Shoreline for Titan?
By Ron Cowen
New radar images of Saturn’s smog-shrouded moon Titan show signs of a shoreline cutting across the moon’s southern hemisphere. Such a shoreline might have been sculpted by liquid methane. Researchers have long speculated that methane, abundant in Titan’s thick atmosphere and recently found in frozen form on its surface, rains down on the moon. Titan is too cold for water to be present as a liquid.
High prevalence of liquid methane would support the notion that Titan is a chemical cousin of the early Earth, and contains a hydrocarbon brew much like the one from which life emerged on our planet.

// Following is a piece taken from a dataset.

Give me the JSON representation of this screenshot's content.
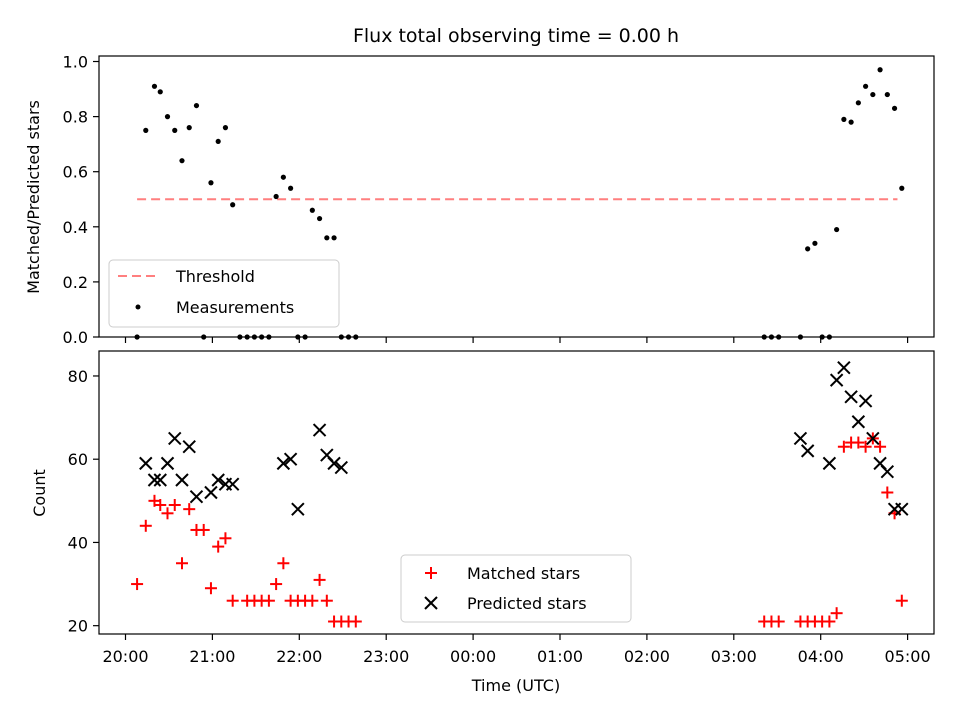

The apparent shoreline shown in the radar images, taken by the Cassini spacecraft on Sept. 7, during its eighth flyby of Titan, divides a bright region from a dark one. Radar-bright areas on moons and planets tend to be rough, while radar-dark areas are smooth.
The dark region is “where liquid or a wet surface has most likely been present, now or in the recent past,” says Cassini scientist Steven Wall of NASA’s Jet Propulsion Laboratory in Pasadena, Calif.
A shoreline would remain intact even after a liquid has receded, notes team member Jonathan Lunine of the University of Arizona in Tucson. However, the darkest, smoothest parts of the images could indicate pools of liquid hydrocarbons now present on the moon, he adds.
In the bright region, a network of channels—some of them 100 kilometers long—may indicate where liquid hydrocarbons have cut into Titan’s icy crust.